Let us suppose accumulator contains 0AH and following instructons are given. MOV D,A; XRA A; I found out that this instruction clears accumulator as well as the D register. I confirmed this by using 'Virtual 8085' simulator. Why the secon instruction clears the D register as well?
Ok, I looked at Virtual 8085's source code, and it does indeed look buggy as I suggested in my comment.
It represents registers as BitArray instances. Or rather, each register is represented as an object with a bits member which is a reference to a BitArray.
Now, what the author does to simulate MOV is to simply point one register's bits to another register's bits. Let's say that you do MOV D,A; after that MOV, D.bits is now referring to the same BitArray as A.bits.
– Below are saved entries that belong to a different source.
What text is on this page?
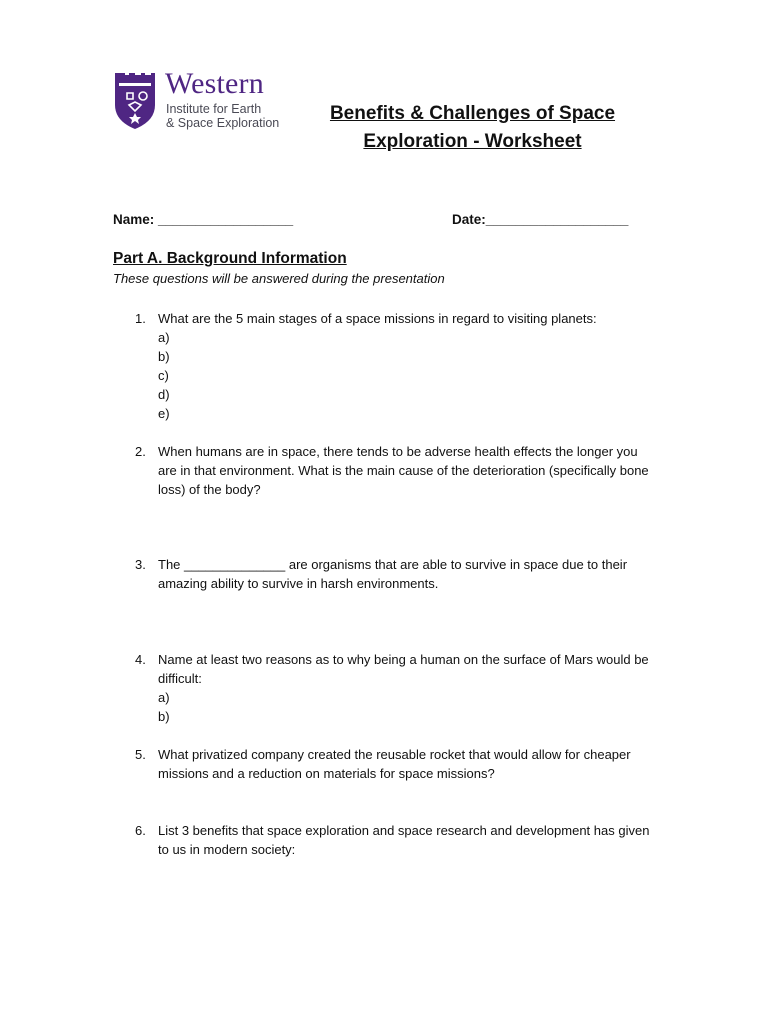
Western
Institute for Earth
& Space Exploration	Benefits & Challenges of Space
Exploration - Worksheet
Name: __________________	Date:___________________
Part A. Background Information
These questions will be answered during the presentation
1. What are the 5 main stages of a space missions in regard to visiting planets:
a)
b)
c)
d)
e)
2. When humans are in space, there tends to be adverse health effects the longer you are in that environment. What is the main cause of the deterioration (specifically bone loss) of the body?
3. The ______________ are organisms that are able to survive in space due to their amazing ability to survive in harsh environments.
4. Name at least two reasons as to why being a human on the surface of Mars would be difficult:
a)
b)
5. What privatized company created the reusable rocket that would allow for cheaper missions and a reduction on materials for space missions?
6. List 3 benefits that space exploration and space research and development has given to us in modern society:
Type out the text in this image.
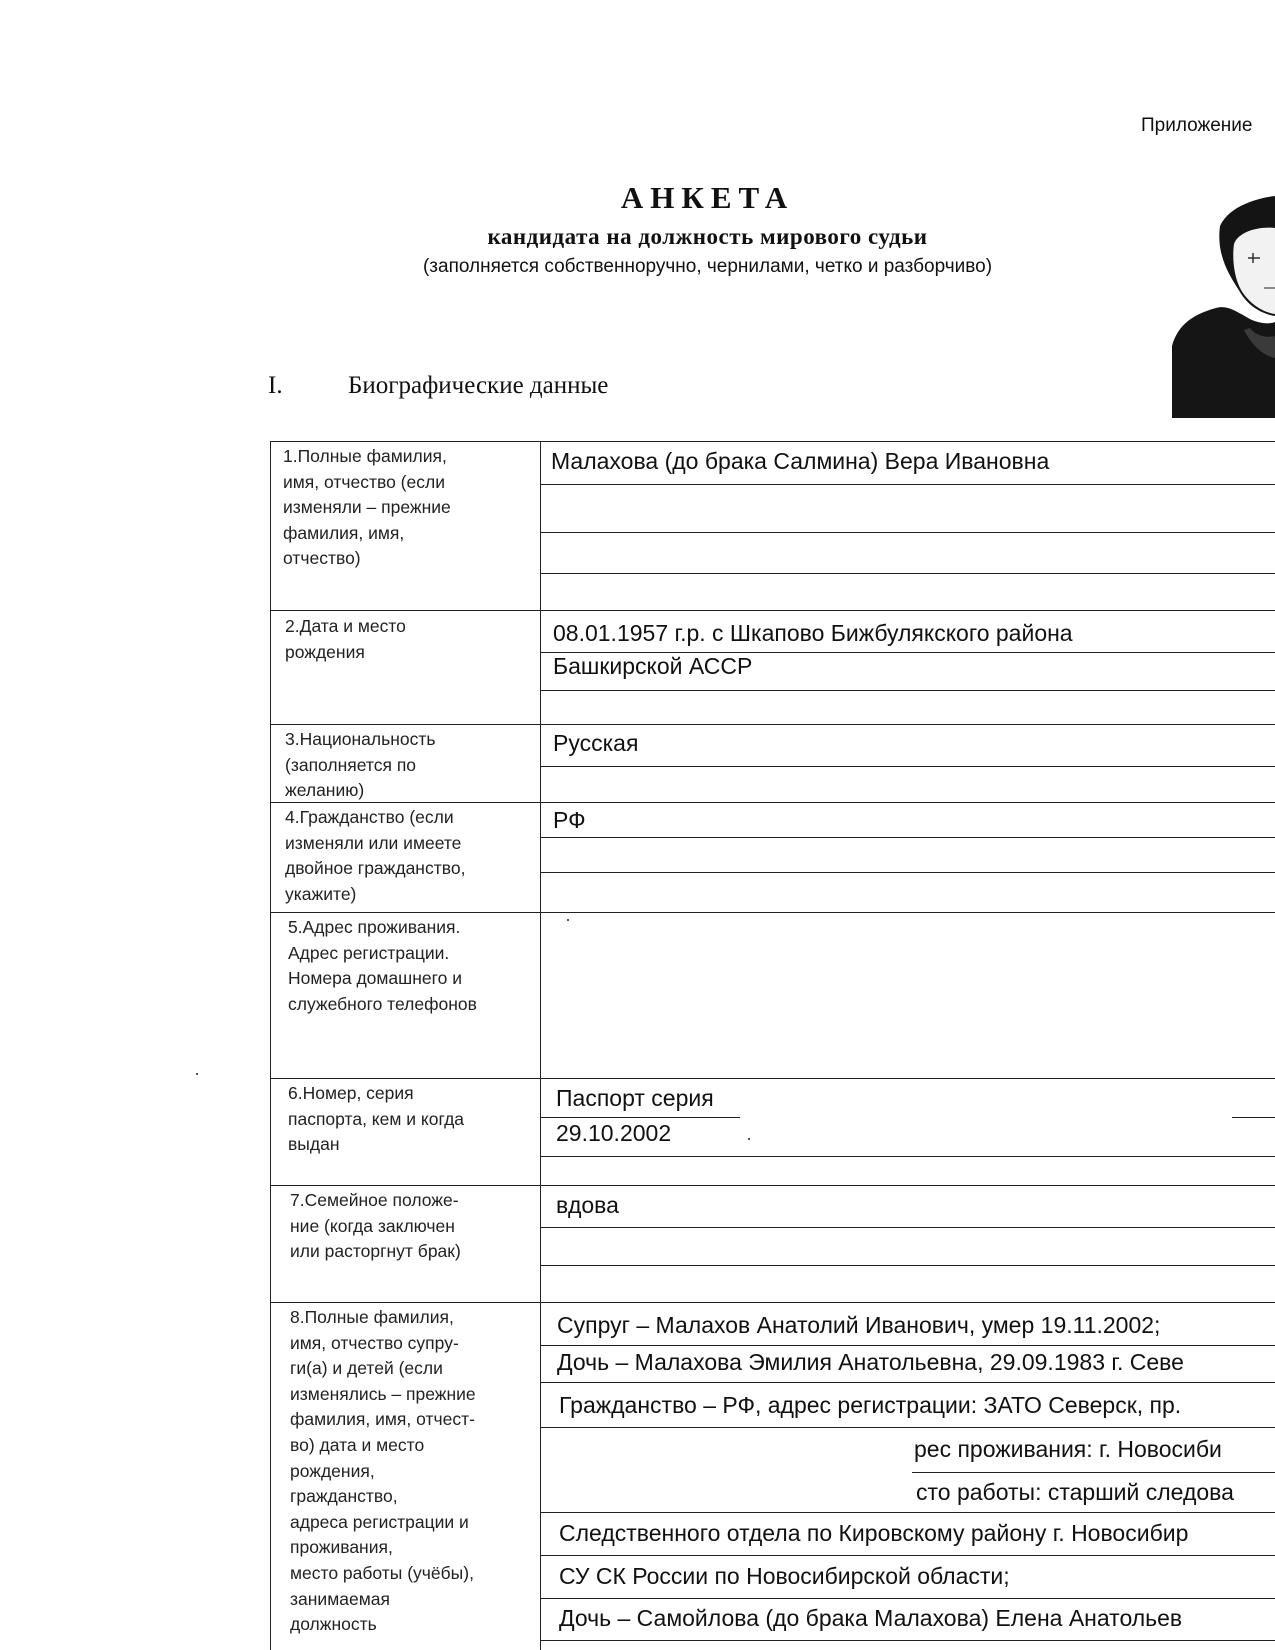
Приложение
АНКЕТА
кандидата на должность мирового судьи
(заполняется собственноручно, чернилами, четко и разборчиво)
I.	Биографические данные
1.Полные фамилия,
имя, отчество (если
изменяли – прежние
фамилия, имя,
отчество)
Малахова (до брака Салмина) Вера Ивановна
2.Дата и место
рождения
08.01.1957 г.р. с Шкапово Бижбулякского района
Башкирской АССР
3.Национальность
(заполняется по
желанию)
Русская
4.Гражданство (если
изменяли или имеете
двойное гражданство,
укажите)
РФ
5.Адрес проживания.
Адрес регистрации.
Номера домашнего и
служебного телефонов
6.Номер, серия
паспорта, кем и когда
выдан
Паспорт серия
29.10.2002
7.Семейное положе-
ние (когда заключен
или расторгнут брак)
вдова
8.Полные фамилия,
имя, отчество супру-
ги(а) и детей (если
изменялись – прежние
фамилия, имя, отчест-
во) дата и место
рождения,
гражданство,
адреса регистрации и
проживания,
место работы (учёбы),
занимаемая
должность
Супруг – Малахов Анатолий Иванович, умер 19.11.2002;
Дочь – Малахова Эмилия Анатольевна, 29.09.1983 г. Севе
Гражданство – РФ, адрес регистрации: ЗАТО Северск, пр.
рес проживания: г. Новосиби
сто работы: старший следова
Следственного отдела по Кировскому району г. Новосибир
СУ СК России по Новосибирской области;
Дочь – Самойлова (до брака Малахова) Елена Анатольев
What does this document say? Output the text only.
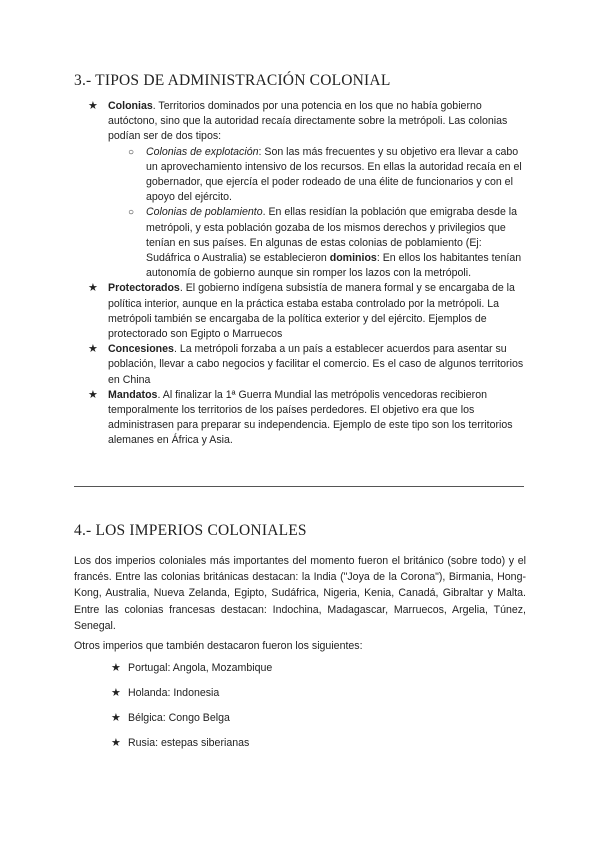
3.- TIPOS DE ADMINISTRACIÓN COLONIAL
★ Colonias. Territorios dominados por una potencia en los que no había gobierno autóctono, sino que la autoridad recaía directamente sobre la metrópoli. Las colonias podían ser de dos tipos:

○ Colonias de explotación: Son las más frecuentes y su objetivo era llevar a cabo un aprovechamiento intensivo de los recursos. En ellas la autoridad recaía en el gobernador, que ejercía el poder rodeado de una élite de funcionarios y con el apoyo del ejército.
○ Colonias de poblamiento. En ellas residían la población que emigraba desde la metrópoli, y esta población gozaba de los mismos derechos y privilegios que tenían en sus países. En algunas de estas colonias de poblamiento (Ej: Sudáfrica o Australia) se establecieron dominios: En ellos los habitantes tenían autonomía de gobierno aunque sin romper los lazos con la metrópoli.
★ Protectorados. El gobierno indígena subsistía de manera formal y se encargaba de la política interior, aunque en la práctica estaba estaba controlado por la metrópoli. La metrópoli también se encargaba de la política exterior y del ejército. Ejemplos de protectorado son Egipto o Marruecos

★ Concesiones. La metrópoli forzaba a un país a establecer acuerdos para asentar su población, llevar a cabo negocios y facilitar el comercio. Es el caso de algunos territorios en China

★ Mandatos. Al finalizar la 1ª Guerra Mundial las metrópolis vencedoras recibieron temporalmente los territorios de los países perdedores. El objetivo era que los administrasen para preparar su independencia. Ejemplo de este tipo son los territorios alemanes en África y Asia.

4.- LOS IMPERIOS COLONIALES

Los dos imperios coloniales más importantes del momento fueron el británico (sobre todo) y el francés. Entre las colonias británicas destacan: la India ("Joya de la Corona"), Birmania, Hong-Kong, Australia, Nueva Zelanda, Egipto, Sudáfrica, Nigeria, Kenia, Canadá, Gibraltar y Malta. Entre las colonias francesas destacan: Indochina, Madagascar, Marruecos, Argelia, Túnez, Senegal.

Otros imperios que también destacaron fueron los siguientes:

★ Portugal: Angola, Mozambique
★ Holanda: Indonesia
★ Bélgica: Congo Belga
★ Rusia: estepas siberianas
If you then perform a bitwise logic operation you're operating directly on A.bits, which will also affect D.bits since they refer to the same BitArray. The bug doesn't happen if you do e.g. an ADD or SUB, because they are implemented in a different way and create a brand new BitArray instead of modifying an existing one.
It seems to me that MOV is implemented in a broken way and should use Clone, or possibly CopyTo instead of just =. File a bug about this on github if you want to see it fixed.
TL;DR: XRA A does not clear D. Virtual 8085 is buggy. Try to contact its author to have him fix the bug, or search for a different simulator.